Security is always about creating a compromise between security and functionality. Which means that to make the best security for you, you need to consider what are your essential functions, what are your assets, and what are your threats.
The government doesn't give a crap about getting into your bank or finding out about your affair. If those are your concerns, then government funded tools are great. While they may be more likely to have government back doors in them (I'll address that in a bit) they are much, much less likely to have accidental vulnerabilities or to be compromised by a third party. The government cares a lot about security, and has no shareholders to answer to about why they are spending so much money securing trivial software.
On the other hand, random commercial or open source software may not have back doors built in to them, but may instead have a laundry list of vulnerabilities that leave you at least as exposed. Open source is only as secure as volunteers care to make it, and commercial software is only as secure as the development team can justify to the board.

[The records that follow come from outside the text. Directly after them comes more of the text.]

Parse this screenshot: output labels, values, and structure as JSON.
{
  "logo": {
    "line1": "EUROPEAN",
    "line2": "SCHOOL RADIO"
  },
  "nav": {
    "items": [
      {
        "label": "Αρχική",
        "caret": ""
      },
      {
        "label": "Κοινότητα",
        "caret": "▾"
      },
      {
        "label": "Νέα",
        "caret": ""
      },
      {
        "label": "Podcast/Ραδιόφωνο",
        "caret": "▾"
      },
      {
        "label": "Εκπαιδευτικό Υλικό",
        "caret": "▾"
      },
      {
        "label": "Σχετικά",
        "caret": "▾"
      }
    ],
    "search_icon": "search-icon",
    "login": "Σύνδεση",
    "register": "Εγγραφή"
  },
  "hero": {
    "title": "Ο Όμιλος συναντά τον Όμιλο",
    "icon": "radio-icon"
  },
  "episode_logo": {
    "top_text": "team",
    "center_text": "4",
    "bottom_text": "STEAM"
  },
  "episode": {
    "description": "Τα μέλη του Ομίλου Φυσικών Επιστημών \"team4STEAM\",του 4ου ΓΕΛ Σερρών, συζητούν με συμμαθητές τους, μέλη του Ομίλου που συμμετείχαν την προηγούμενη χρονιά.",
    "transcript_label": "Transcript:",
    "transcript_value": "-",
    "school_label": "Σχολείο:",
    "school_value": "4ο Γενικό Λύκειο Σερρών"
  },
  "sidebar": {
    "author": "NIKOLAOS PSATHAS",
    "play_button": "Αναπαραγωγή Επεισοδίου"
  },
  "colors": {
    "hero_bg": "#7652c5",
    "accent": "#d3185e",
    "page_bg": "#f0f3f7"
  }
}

If the activity you are trying to secure is illegal, then you need to take a closer look at things. In particular, you should look at which agency. TOR, for instance, is not supported by the FBI as you claim. In fact, the FBI hates it and actively works to undermine it by targeting end nodes. It's supported by the State Department. Why does that matter? Because the State Department's mission is to maintain international relations and to prevent the outbreak of (unintended) war. They don't give a crap about your little drug ring or even your child pornography distribution ring. Their concern is that if someone eavesdrops on their communications, it might lead to a war in which thousands of people are killed. They are not willing to compromise the security of nations in order to help the FBI prosecute some small potatoes crook. So while the security of TOR has some concerns, it's not because of the State Department's involvement.
You need to evaluate your options against your own needs. And you need to do so dispassionately. The way you lump together "government" and the FBI suggests to me you are approaching this from a predetermined conclusion. Ultimately, one of the principal tenets of security is that you can't entirely trust anything. If you are relying on one specific tool or technology to keep you safe, you aren't.